Embolisation using a catheter is the major treatment for PAVM. It is a safe and less invasive intervention with a high success rate of 98.7% and a low major complication rate of approximately 1%.2 7 British Thoracic Society’s clinical statement on PAVM also indicates that all patients with radiographically visible PAVM should be considered to receive embolisation treatment even for asymptomatic patients because PAVM treatment reduces the risk for paradoxical emboli and improves oxygenation, other physiological parameters, symptoms exacerbated by right-to-left shunting and haemorrhage.7 Moreover, the Cochrane Intervention Review of PAVM shows that based on observational studies, all PAVMs, irrespective of size, amenable to embolisation should be treated.8 We should consider PAVM embolisation when a PAVM is detected even if the patients are asymptomatic.

In the present case, the limitation is that DVT and pulmonary embolisation were not detected, and it is not possible to prove whether a venous thrombus caused the actual coronary artery occlusion or not. However, considering that the patient, a relatively young woman with little coronary risk, was at high risk for venous thrombosis due to a history of DVT and pill therapy and had PAVM, the cause of MI was highly likely venous thrombosis.

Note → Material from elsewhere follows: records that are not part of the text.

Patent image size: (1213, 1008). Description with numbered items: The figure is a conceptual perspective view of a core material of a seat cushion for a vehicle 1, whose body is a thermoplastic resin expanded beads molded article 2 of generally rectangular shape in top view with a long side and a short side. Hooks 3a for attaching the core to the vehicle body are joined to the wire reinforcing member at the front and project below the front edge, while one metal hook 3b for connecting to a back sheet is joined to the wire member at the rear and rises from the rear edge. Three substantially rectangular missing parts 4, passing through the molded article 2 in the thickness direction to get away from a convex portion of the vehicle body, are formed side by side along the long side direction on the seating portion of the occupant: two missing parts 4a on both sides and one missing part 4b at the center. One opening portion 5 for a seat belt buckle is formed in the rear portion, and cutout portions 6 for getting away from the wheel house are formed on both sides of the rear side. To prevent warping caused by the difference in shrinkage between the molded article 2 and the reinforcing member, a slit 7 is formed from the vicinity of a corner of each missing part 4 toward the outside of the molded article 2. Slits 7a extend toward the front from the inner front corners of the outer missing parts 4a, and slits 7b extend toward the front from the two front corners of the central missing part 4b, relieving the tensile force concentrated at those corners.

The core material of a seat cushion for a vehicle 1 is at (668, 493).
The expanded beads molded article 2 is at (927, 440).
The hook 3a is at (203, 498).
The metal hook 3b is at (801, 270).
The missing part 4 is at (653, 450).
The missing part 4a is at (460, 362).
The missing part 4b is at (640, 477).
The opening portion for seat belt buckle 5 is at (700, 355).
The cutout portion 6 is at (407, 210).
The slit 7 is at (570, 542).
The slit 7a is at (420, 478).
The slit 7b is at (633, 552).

We encountered a rare case of a relatively young woman who developed acute MI from venous thrombosis via PAVM and was successfully managed with PAVM occlusion. PAVM might cause MI; thus, we might consider the possibility of PAVM if a patient with MI has a thrombotic lesion and no other significant coronary risk factors.

One day, I suddenly became distressed without any warning and was carried to the hospital by ambulance. I had experienced a pulmonary embolism before, but the pain this time was completely different from the last time. I appreciate the doctors and paramedical workers for treating me quickly. After the treatment, I have not experienced any further symptoms. I have heard that both myocardial infarction and pulmonary embolism may result in a fatal condition; hence, I intend to use this opportunity to review my lifestyle and prevent a recurrence.

Pulmonary arteriovenous malformation (PAVM) might cause various complications, including cerebrovascular and cardiovascular diseases.

Catheter embolisation of PAVM should be considered to prevent thromboembolic comorbidities of PAVM, even in asymptomatic patients.